After a quick read, on site, of some of the stories the data might have to tell, there may be a need to do further analysis, or more elaborate visualization work. At this point, a range of technical craft skills often come into play, as well as statistical knowledge.
Many openly published datasets just aren’t that good – they’re “dirty”, full of misspellings, missing data, things in the wrong place or wrong format, even if the data they do contain is true. A significant amount of time that should be spent analyzing the data gets spent trying to clean the data set and get it into a form where it can be worked with. I would argue here that a data technician, with a wealth of craft knowledge about how to repair what is essentially a broken dataset, can play an important timesaving role here getting data into a state where an analyst can actually start to do their job analyzing the data.
But at the same time, there are a range of tools and techniques that can help the everyday user improve the quality of their data. Many of these tools require an element of programming knowledge, but less than you might at first think. In the Open University/FutureLean MOOC “Learn to Code for Data Analysis” we use an interactive notebook style of computing to show how you can use code literally one line at a time to perform powerful data cleaning, analysis, and visualization operations on a range of open datasets, including data from the World Bank and Comtrade.
Here, then, is yet another area where skills development may be required: statistical literacy. At its heart, statistics simply provide us with a range of tools for comparing sets of numbers. But knowing what comparisons to make, or the basis on which particular comparisons can be made, knowing what can be said about those comparisons or how they might be interpreted, in short, understanding what story the stats appear to be telling, can quickly become bewildering. Just as we need to improve sensemaking skills associated with reading charts, so to we need to develop skills in making sense of statistics, even if not actually producing those statistics ourselves.

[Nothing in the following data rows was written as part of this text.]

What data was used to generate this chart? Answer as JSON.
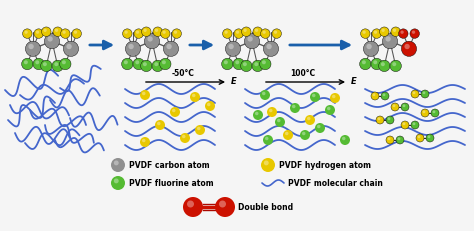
{
  "background_color": "#f5f5f5",
  "atom_colors": {
    "carbon": "#909090",
    "hydrogen": "#e8c800",
    "fluorine": "#55bb33",
    "double_bond_red": "#cc1100",
    "double_bond_orange": "#dd3300"
  },
  "arrow_color": "#1a5faa",
  "chain_color": "#4466cc",
  "panel_labels": [
    "-50°C",
    "100°C"
  ],
  "field_label": "E",
  "legend": {
    "carbon_label": "PVDF carbon atom",
    "hydrogen_label": "PVDF hydrogen atom",
    "fluorine_label": "PVDF fluorine atom",
    "chain_label": "PVDF molecular chain",
    "double_label": "Double bond"
  }
}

As more data gets published, there are more opportunities for more people to make use of that data. In many cases, what’s likely to hold back that final data use is a skills gap: primary among these are the skills required to interpret simple datasets and the statistics associated with them associated with developing knowledge about how to make decisions or track progress based on that interpretation. However, the path to producing the statistics or visualizations used by the end-users from the originally published open data dataset may also be a windy one, requiring skills not only in analyzing data and uncovering – and then telling – the stories it contains, but also in more mundane technical operational concerns such as actually accessing, and cleaning, dirty datasets.